Gli chiedo da dove sono arrivati i blindati della polizia. Mi spiega che sono passati da dentro al porto, e non avrebbero potuto farlo perché Trieste è un porto franco internazionale. "C'è un trattato di pace che lo vieta", mi spiega Walter. Non è un caso che i blindati dei carabinieri, siano passati dall'esterno.

Sarebbe stata una violazione grave. Ci guardiamo increduli. Tuiach continua a ripetere: "Qua non si molla!".

Simon sta filmando con la telecamera. Io con una piccola osmo. E con il telefono inizio una diretta Facebook. Anche il giornalista de La7 è in diretta. Non lo vedrò più, e neppure quello della Rai.
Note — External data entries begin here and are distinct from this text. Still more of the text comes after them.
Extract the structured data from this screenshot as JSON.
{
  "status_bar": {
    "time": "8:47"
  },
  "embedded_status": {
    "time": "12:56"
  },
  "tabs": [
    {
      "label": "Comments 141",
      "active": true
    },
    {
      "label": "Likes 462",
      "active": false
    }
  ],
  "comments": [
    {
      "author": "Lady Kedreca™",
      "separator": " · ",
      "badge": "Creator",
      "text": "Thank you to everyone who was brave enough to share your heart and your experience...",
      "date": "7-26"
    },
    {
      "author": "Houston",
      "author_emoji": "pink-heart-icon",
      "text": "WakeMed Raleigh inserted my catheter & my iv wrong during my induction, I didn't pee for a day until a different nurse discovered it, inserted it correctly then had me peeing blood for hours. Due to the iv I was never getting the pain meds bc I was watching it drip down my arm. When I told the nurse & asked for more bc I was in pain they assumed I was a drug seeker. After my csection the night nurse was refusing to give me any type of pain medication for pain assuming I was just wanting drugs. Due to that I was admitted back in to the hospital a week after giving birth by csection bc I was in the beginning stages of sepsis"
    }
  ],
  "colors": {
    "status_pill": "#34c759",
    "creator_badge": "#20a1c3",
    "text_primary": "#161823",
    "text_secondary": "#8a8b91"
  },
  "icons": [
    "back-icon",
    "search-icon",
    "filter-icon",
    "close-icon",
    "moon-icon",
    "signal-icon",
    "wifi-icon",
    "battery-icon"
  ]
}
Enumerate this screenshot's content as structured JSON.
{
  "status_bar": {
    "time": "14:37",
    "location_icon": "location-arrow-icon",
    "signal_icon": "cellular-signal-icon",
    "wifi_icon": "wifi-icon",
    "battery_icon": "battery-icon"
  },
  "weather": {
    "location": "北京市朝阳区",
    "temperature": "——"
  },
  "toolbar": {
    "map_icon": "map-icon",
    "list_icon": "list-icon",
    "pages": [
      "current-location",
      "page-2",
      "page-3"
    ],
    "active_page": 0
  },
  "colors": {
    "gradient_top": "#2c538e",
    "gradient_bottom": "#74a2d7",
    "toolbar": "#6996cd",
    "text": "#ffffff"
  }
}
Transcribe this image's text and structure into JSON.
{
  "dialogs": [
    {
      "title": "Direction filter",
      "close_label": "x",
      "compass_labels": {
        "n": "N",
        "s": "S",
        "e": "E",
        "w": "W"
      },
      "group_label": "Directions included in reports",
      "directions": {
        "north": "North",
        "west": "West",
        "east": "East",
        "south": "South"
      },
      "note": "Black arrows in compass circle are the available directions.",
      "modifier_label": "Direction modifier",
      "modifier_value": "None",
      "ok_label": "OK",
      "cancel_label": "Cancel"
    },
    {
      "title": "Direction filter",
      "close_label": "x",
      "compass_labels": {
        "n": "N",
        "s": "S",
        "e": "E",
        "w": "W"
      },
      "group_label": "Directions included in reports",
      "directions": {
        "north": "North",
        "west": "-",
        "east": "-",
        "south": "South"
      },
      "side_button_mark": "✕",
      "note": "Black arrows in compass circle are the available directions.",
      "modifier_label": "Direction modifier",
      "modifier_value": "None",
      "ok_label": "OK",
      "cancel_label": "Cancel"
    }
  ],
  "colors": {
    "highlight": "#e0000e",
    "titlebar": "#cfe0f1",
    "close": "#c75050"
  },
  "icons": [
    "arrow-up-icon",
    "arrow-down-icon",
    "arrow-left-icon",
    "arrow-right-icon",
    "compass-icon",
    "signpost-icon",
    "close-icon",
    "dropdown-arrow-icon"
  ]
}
La carica sta per partire.

Qualcuno grida: "Tutti giù, tutti giù!". I portuali e gli altri lavoratori si siedono a terra, nell'acqua. Qualcuno è in ginocchio. Si prendono tutti per mano e cominciano a pregare.

Uno di loro dice: "Ci voleva questo per farmi recitare il Padre nostro..."

È l’immagine che farà il giro del mondo, ma non sui nostri tg nazionali.